Mercredi, le procureur financier avait en outre lancé des poursuites pour blanchiment d'argent et échange de pots-de-vin contre le président de l'Agence pour la sécurité de l'aviation civile à l'Aéroport international de Beyrouth, Omar Kaddouha.
Le juge Ibrahim a déjà lancé dernièrement plusieurs procédures contre des responsables et sociétés accusés de corruption.

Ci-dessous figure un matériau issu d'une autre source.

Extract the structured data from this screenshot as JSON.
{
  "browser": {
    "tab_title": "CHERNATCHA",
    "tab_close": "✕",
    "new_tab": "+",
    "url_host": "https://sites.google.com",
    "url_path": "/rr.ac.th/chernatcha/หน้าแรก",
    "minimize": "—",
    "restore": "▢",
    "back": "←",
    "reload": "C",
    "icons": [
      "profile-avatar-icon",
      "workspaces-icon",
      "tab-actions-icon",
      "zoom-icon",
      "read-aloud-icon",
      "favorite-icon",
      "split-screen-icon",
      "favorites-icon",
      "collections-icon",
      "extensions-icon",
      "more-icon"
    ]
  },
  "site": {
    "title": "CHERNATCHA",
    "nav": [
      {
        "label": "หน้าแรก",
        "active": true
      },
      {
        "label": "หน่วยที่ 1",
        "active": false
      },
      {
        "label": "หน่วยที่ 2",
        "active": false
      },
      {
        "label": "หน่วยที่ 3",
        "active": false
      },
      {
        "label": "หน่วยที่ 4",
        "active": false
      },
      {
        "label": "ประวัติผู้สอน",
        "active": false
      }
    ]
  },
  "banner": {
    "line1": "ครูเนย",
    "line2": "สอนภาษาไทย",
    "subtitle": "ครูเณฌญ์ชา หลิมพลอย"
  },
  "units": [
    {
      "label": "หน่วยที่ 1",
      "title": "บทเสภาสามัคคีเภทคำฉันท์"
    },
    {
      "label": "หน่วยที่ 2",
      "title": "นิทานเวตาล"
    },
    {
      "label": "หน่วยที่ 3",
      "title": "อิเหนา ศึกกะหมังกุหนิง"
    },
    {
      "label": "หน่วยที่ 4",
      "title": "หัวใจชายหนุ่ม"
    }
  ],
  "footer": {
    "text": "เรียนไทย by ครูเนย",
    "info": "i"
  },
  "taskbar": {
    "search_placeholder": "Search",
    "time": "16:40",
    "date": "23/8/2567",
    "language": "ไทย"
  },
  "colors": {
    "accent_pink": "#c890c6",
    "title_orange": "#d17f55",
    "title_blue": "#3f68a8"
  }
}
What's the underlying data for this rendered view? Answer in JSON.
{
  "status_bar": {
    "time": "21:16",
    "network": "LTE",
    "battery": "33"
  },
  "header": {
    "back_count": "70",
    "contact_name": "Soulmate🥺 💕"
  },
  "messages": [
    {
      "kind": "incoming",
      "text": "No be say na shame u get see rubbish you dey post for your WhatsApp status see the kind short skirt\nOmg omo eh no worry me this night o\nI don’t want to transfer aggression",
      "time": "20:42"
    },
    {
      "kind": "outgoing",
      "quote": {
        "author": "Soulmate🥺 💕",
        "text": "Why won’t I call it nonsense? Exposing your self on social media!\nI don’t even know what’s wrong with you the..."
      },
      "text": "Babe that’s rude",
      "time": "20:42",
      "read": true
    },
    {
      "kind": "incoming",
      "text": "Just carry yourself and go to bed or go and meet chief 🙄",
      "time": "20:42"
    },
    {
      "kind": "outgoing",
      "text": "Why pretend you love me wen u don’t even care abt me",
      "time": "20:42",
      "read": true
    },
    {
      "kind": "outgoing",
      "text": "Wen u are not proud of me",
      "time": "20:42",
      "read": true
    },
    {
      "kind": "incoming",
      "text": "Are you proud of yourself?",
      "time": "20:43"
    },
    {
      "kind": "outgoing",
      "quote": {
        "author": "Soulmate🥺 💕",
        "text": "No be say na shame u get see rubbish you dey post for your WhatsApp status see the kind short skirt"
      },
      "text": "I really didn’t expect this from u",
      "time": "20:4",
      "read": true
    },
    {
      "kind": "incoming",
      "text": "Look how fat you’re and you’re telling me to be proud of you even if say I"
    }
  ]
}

Hier encore, il a engagé des poursuites contre l'ancien ministre Fayez Chokr (Parti syrien national social) pour "négligence dans l’exercice de sa fonction", suite à une plainte déposée par le collectif d’avocats "Moutahidoun". Le groupe rapporte que "M. Chokr, qui est médecin de métier, était enregistré auprès de la Caisse nationale de Sécurité sociale en tant que médecin observateur sans avoir jamais honoré sa mission", révèle une source proche du dossier à L’Orient-Le Jour. Lundi, le procureur avait engagé des poursuites judiciaires contre le Conseil du développement et de la reconstruction (CDR) et plusieurs sociétés pour gaspillage de fonds publics dans le dossier du barrage de Brissa, sur les hauteurs de Denniyé (Liban-Nord). Ce barrage n’a jamais été en mesure, depuis son inauguration en 2001, de stocker efficacement de l’eau.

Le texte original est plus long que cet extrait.